The current OpenFFBoard codebase is legendary, but it’s getting old. Years of features, hacks, and patches have led to a bit of spaghetti code. It is heavily tied to specific STM32 HALs, making it painful to port to new, interesting chips like the ESP32-S3 (for wireless wheels) or the RP2040 (for budget builds).
I want to change this. I want a firmware that separates the physics of force feedback from the silicon it runs on. The Goal: “Zephyr Style” without the C
I wanted the portability of an RTOS like Zephyr—where you write application code once and deploy it to any board—but I didn’t want the bloat of a C kernel or the complexity of CMake build systems.
I found the solution in the Rust Embedded Ecosystem, specifically using Embassy. The Architecture: The Sandwich Pattern
To make this work on both an STM32F407 (ARM Cortex-M4) and an ESP32-S3 (Xtensa), I couldn’t just write one main.rs. I had to architect a Cargo Workspace that acts like a sandwich:
The Top Bun (Hardware HALs): Binary crates (firmware-stm, firmware-esp) that handle the dirty work—clocks, pin assignments, and startup sequences.
The Meat (Shared Logic): A no_std library (ffb-common) that contains the FFB physics engine, USB HID PID parsers, and control loops.
The Bottom Bun (Traits): This is the secret sauce.
Instead of hardcoding “Write to Timer 1”, the core logic talks to Traits.
The Magic of Traits
In ffb-common, I defined what a motor is, not how it works.
// The core logic doesn't know if this is a VESC via CAN or a generic H-Bridge
pub trait Actuator {
async fn set_torque(&mut self, torque: f32) -> Result<(), Error>;
}
pub trait Encoder {
async fn get_position(&mut self) -> f32;
}
On the STM32, the Actuator implementation writes to a hardware timer’s PWM register. On a Wireless Wheel, the Actuator implementation sends a UDP packet via ESP-NOW. The FFB PID loop? It doesn’t care. It just calls set_torque().
Why Embassy?
Force Feedback is inherently asynchronous. You have distinct events happening at different rates:
USB Interrupts: Windows sends a "Rumble" command (1kHz).
Motor Loop: The torque loop needs to run fast and consistent (4kHz+).
Telemetry: Sending data back to the dashboard (100Hz).
In the old C++ way, we’d use complex Interrupt Service Routines (ISRs) and volatile flags, hoping we didn’t create a race condition.

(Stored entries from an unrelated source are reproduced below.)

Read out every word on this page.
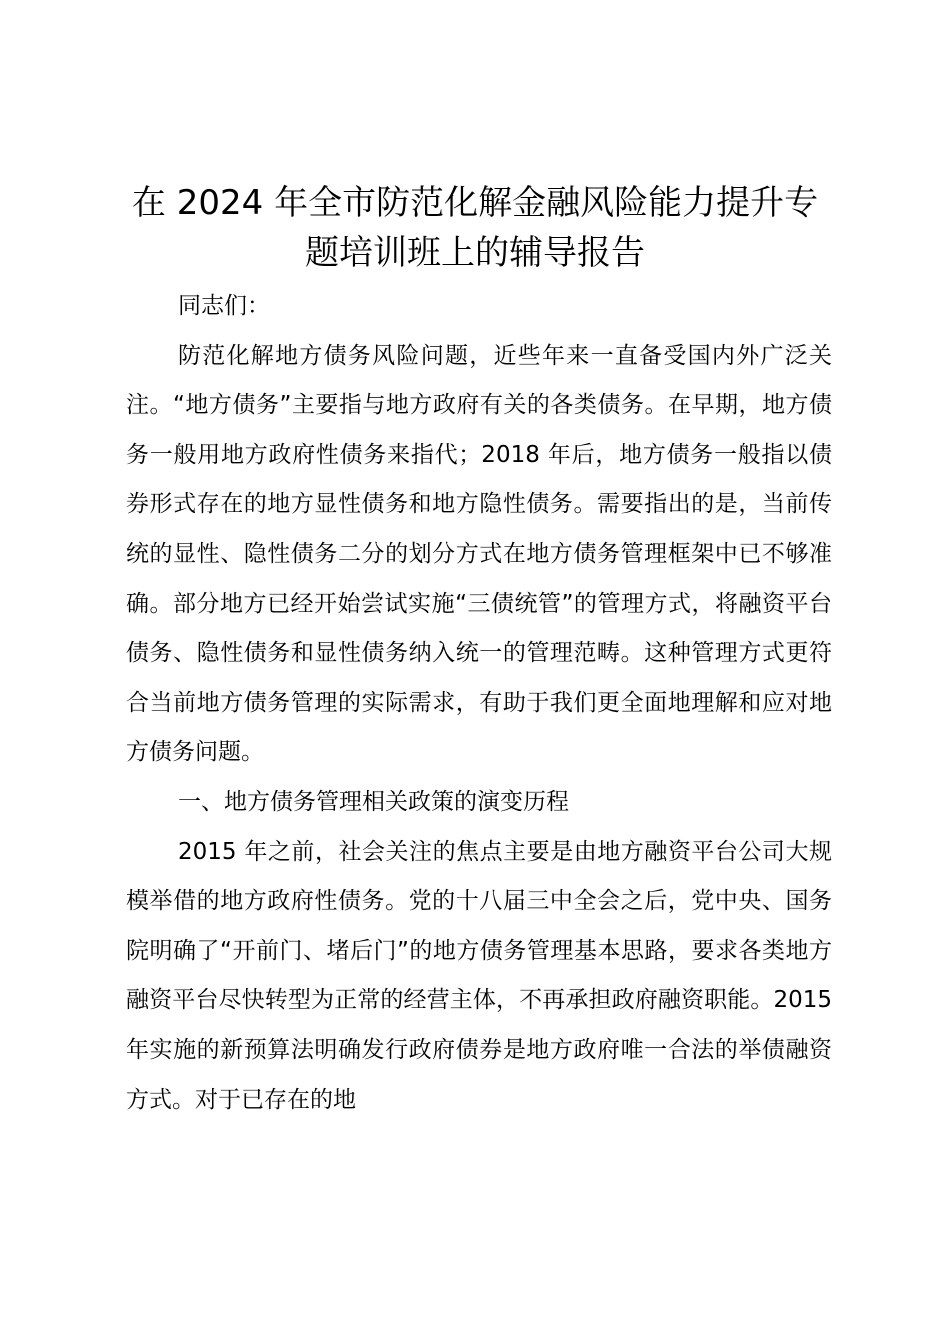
在 2024 年全市防范化解金融风险能力提升专题培训班上的辅导报告

同志们：

防范化解地方债务风险问题，近些年来一直备受国内外广泛关注。“地方债务”主要指与地方政府有关的各类债务。在早期，地方债务一般用地方政府性债务来指代；2018 年后，地方债务一般指以债券形式存在的地方显性债务和地方隐性债务。需要指出的是，当前传统的显性、隐性债务二分的划分方式在地方债务管理框架中已不够准确。部分地方已经开始尝试实施“三债统管”的管理方式，将融资平台债务、隐性债务和显性债务纳入统一的管理范畴。这种管理方式更符合当前地方债务管理的实际需求，有助于我们更全面地理解和应对地方债务问题。

一、地方债务管理相关政策的演变历程

2015 年之前，社会关注的焦点主要是由地方融资平台公司大规模举借的地方政府性债务。党的十八届三中全会之后，党中央、国务院明确了“开前门、堵后门”的地方债务管理基本思路，要求各类地方融资平台尽快转型为正常的经营主体，不再承担政府融资职能。2015 年实施的新预算法明确发行政府债券是地方政府唯一合法的举债融资方式。对于已存在的地
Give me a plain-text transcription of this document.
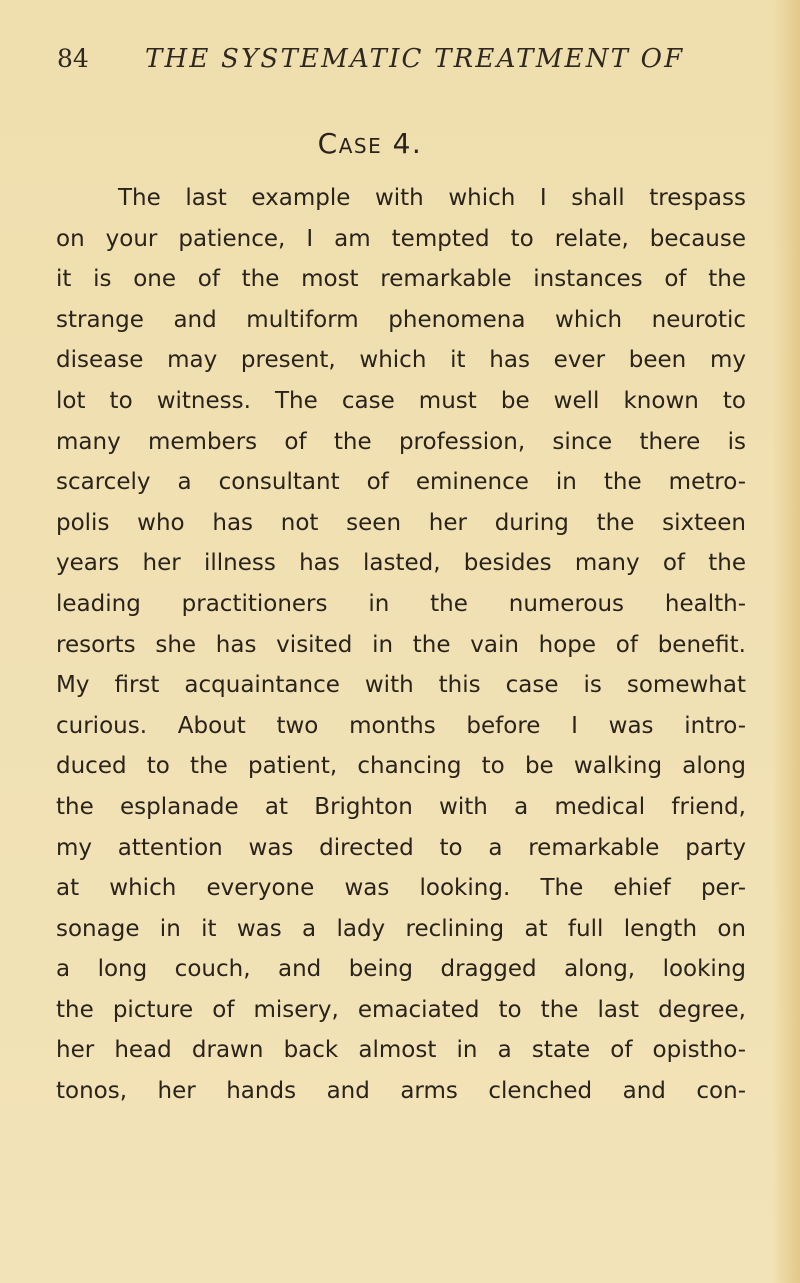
84 THE SYSTEMATIC TREATMENT OF
Case 4.
The last example with which I shall trespass
on your patience, I am tempted to relate, because
it is one of the most remarkable instances of the
strange and multiform phenomena which neurotic
disease may present, which it has ever been my
lot to witness. The case must be well known to
many members of the profession, since there is
scarcely a consultant of eminence in the metro-
polis who has not seen her during the sixteen
years her illness has lasted, besides many of the
leading practitioners in the numerous health-
resorts she has visited in the vain hope of benefit.
My first acquaintance with this case is somewhat
curious. About two months before I was intro-
duced to the patient, chancing to be walking along
the esplanade at Brighton with a medical friend,
my attention was directed to a remarkable party
at which everyone was looking. The ehief per-
sonage in it was a lady reclining at full length on
a long couch, and being dragged along, looking
the picture of misery, emaciated to the last degree,
her head drawn back almost in a state of opistho-
tonos, her hands and arms clenched and con-
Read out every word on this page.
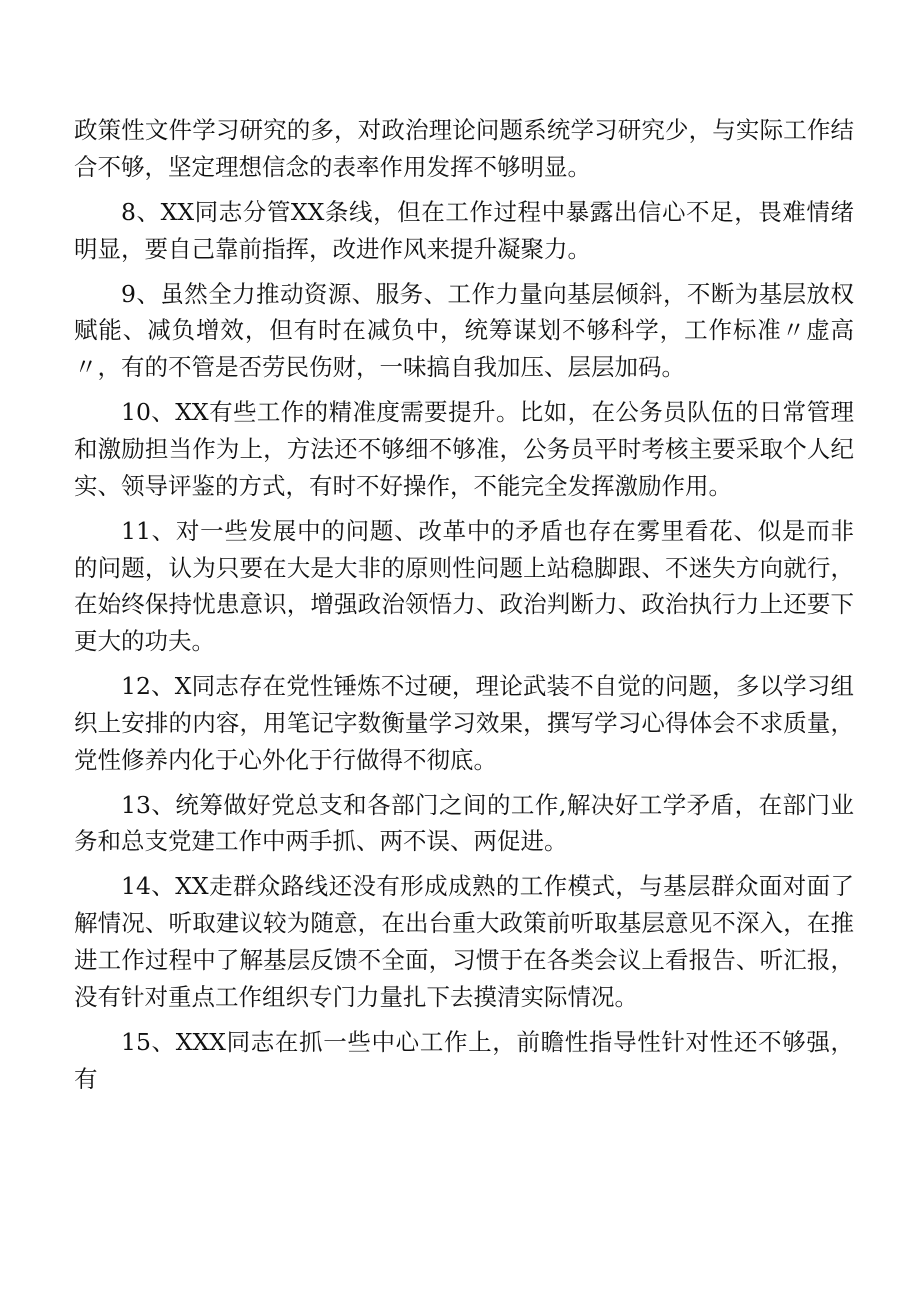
政策性文件学习研究的多，对政治理论问题系统学习研究少，与实际工作结合不够，坚定理想信念的表率作用发挥不够明显。

8、XX同志分管XX条线，但在工作过程中暴露出信心不足，畏难情绪明显，要自己靠前指挥，改进作风来提升凝聚力。

9、虽然全力推动资源、服务、工作力量向基层倾斜，不断为基层放权赋能、减负增效，但有时在减负中，统筹谋划不够科学，工作标准〃虚高〃，有的不管是否劳民伤财，一味搞自我加压、层层加码。

10、XX有些工作的精准度需要提升。比如，在公务员队伍的日常管理和激励担当作为上，方法还不够细不够准，公务员平时考核主要采取个人纪实、领导评鉴的方式，有时不好操作，不能完全发挥激励作用。

11、对一些发展中的问题、改革中的矛盾也存在雾里看花、似是而非的问题，认为只要在大是大非的原则性问题上站稳脚跟、不迷失方向就行，在始终保持忧患意识，增强政治领悟力、政治判断力、政治执行力上还要下更大的功夫。

12、X同志存在党性锤炼不过硬，理论武装不自觉的问题，多以学习组织上安排的内容，用笔记字数衡量学习效果，撰写学习心得体会不求质量，党性修养内化于心外化于行做得不彻底。

13、统筹做好党总支和各部门之间的工作,解决好工学矛盾，在部门业务和总支党建工作中两手抓、两不误、两促进。

14、XX走群众路线还没有形成成熟的工作模式，与基层群众面对面了解情况、听取建议较为随意，在出台重大政策前听取基层意见不深入，在推进工作过程中了解基层反馈不全面，习惯于在各类会议上看报告、听汇报，没有针对重点工作组织专门力量扎下去摸清实际情况。

15、XXX同志在抓一些中心工作上，前瞻性指导性针对性还不够强，有
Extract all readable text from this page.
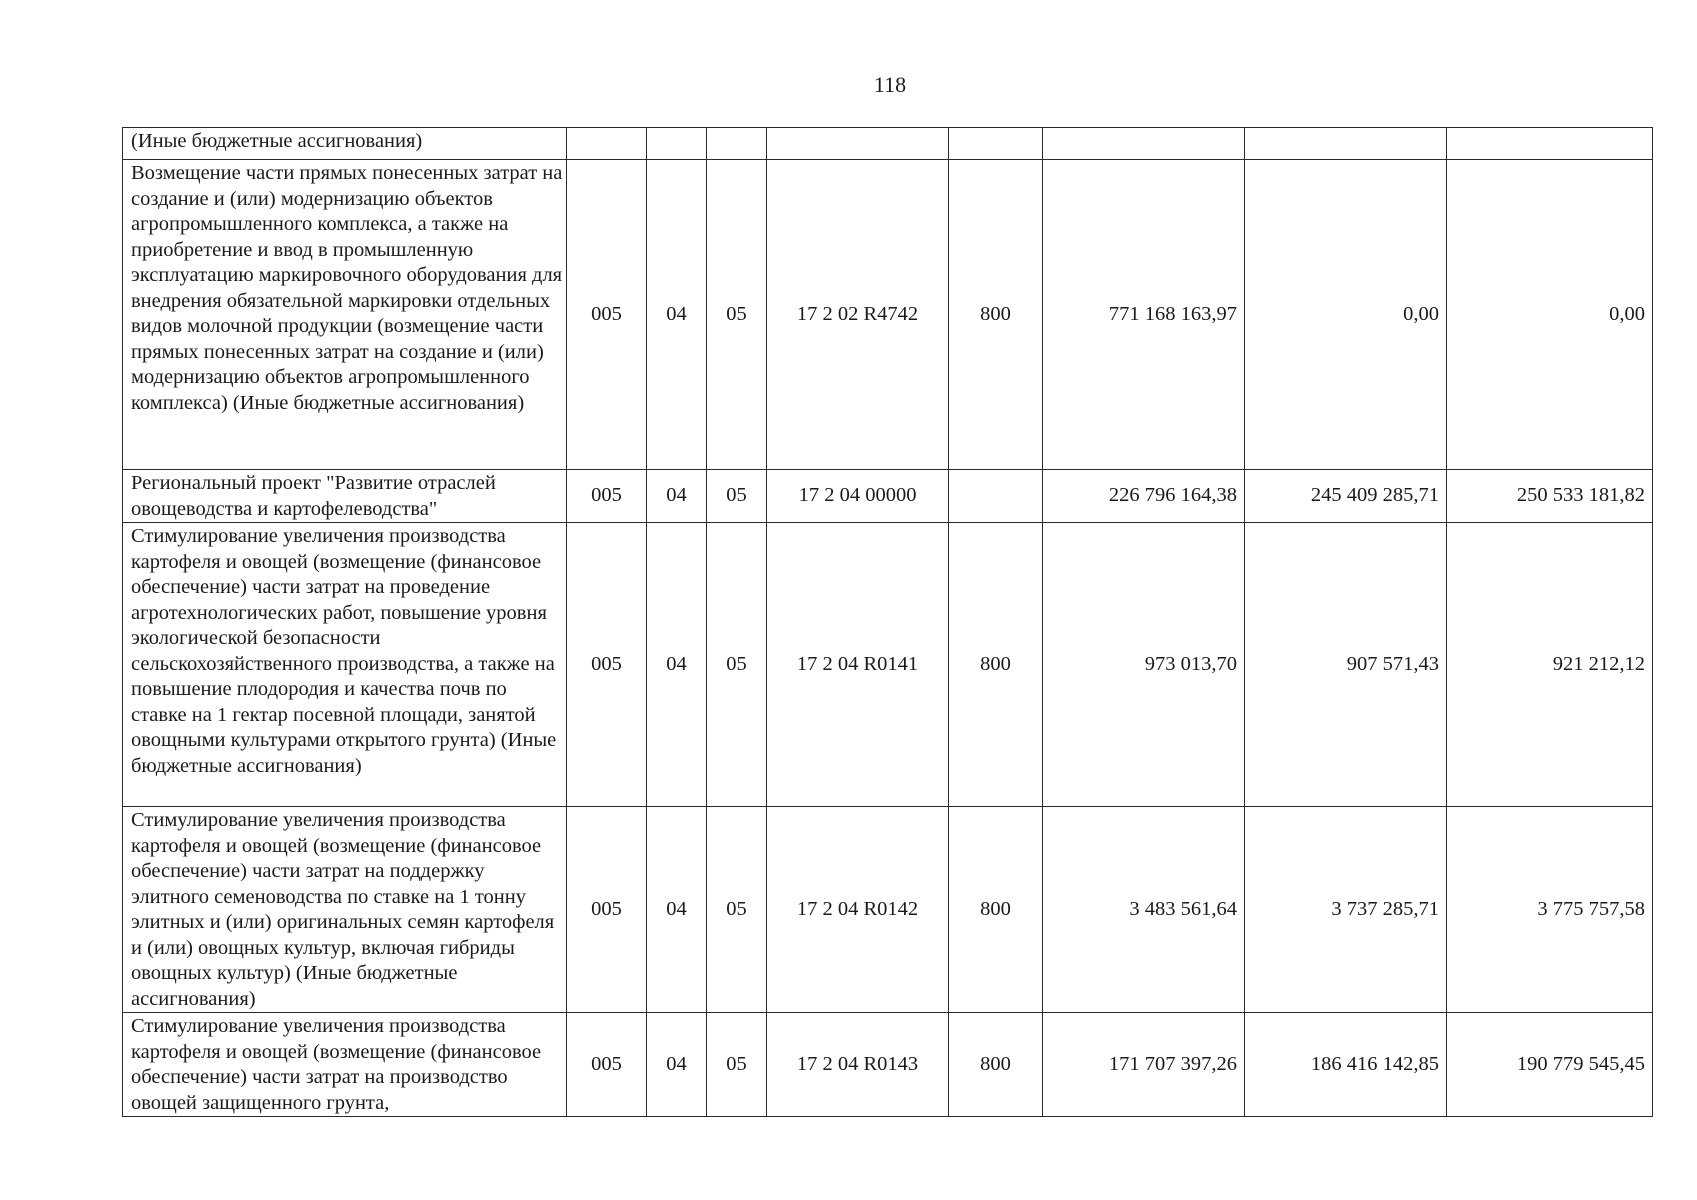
118
(Иные бюджетные ассигнования)								
Возмещение части прямых понесенных затрат на создание и (или) модернизацию объектов агропромышленного комплекса, а также на приобретение и ввод в промышленную эксплуатацию маркировочного оборудования для внедрения обязательной маркировки отдельных видов молочной продукции (возмещение части прямых понесенных затрат на создание и (или) модернизацию объектов агропромышленного комплекса) (Иные бюджетные ассигнования)	005	04	05	17 2 02 R4742	800	771 168 163,97	0,00	0,00
Региональный проект "Развитие отраслей овощеводства и картофелеводства"	005	04	05	17 2 04 00000		226 796 164,38	245 409 285,71	250 533 181,82
Стимулирование увеличения производства картофеля и овощей (возмещение (финансовое обеспечение) части затрат на проведение агротехнологических работ, повышение уровня экологической безопасности сельскохозяйственного производства, а также на повышение плодородия и качества почв по ставке на 1 гектар посевной площади, занятой овощными культурами открытого грунта) (Иные бюджетные ассигнования)	005	04	05	17 2 04 R0141	800	973 013,70	907 571,43	921 212,12
Стимулирование увеличения производства картофеля и овощей (возмещение (финансовое обеспечение) части затрат на поддержку элитного семеноводства по ставке на 1 тонну элитных и (или) оригинальных семян картофеля и (или) овощных культур, включая гибриды овощных культур) (Иные бюджетные ассигнования)	005	04	05	17 2 04 R0142	800	3 483 561,64	3 737 285,71	3 775 757,58
Стимулирование увеличения производства картофеля и овощей (возмещение (финансовое обеспечение) части затрат на производство овощей защищенного грунта,	005	04	05	17 2 04 R0143	800	171 707 397,26	186 416 142,85	190 779 545,45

With Embassy, we use async/await. The executor handles the scheduling. The USB task goes to sleep (.await) until a packet arrives, freeing up the CPU for the motor loop.
#[embassy_executor::task]
async fn usb_task(mut device: UsbDevice) {
loop {
// This yields the CPU instantly if no data is there
let packet = device.read_packet().await;
process_ffb(packet);
}
}
The Roadblocks
It wasn’t all smooth sailing.
Flash Memory: Abstracting storage was a nightmare. STM32 has internal flash; ESP32 uses partition tables. I had to use embedded-storage-async to treat them generically.
The "Driver" Problem: I initially tried to make a single MotorDriver struct. That failed because a VESC provides both torque control and encoder data over one cable, while a PWM setup needs two separate pins. The solution was "Interface Segregation"—splitting the physical driver into logical capabilities (Actuator vs Encoder).
What’s Next?
The project structure is live. The STM32 can blink an LED using the same business logic that the ESP32 uses to send WiFi packets.
The next step is the beast: The USB HID PID descriptor. Getting Windows to recognize a Rust device as a Force Feedback Joystick.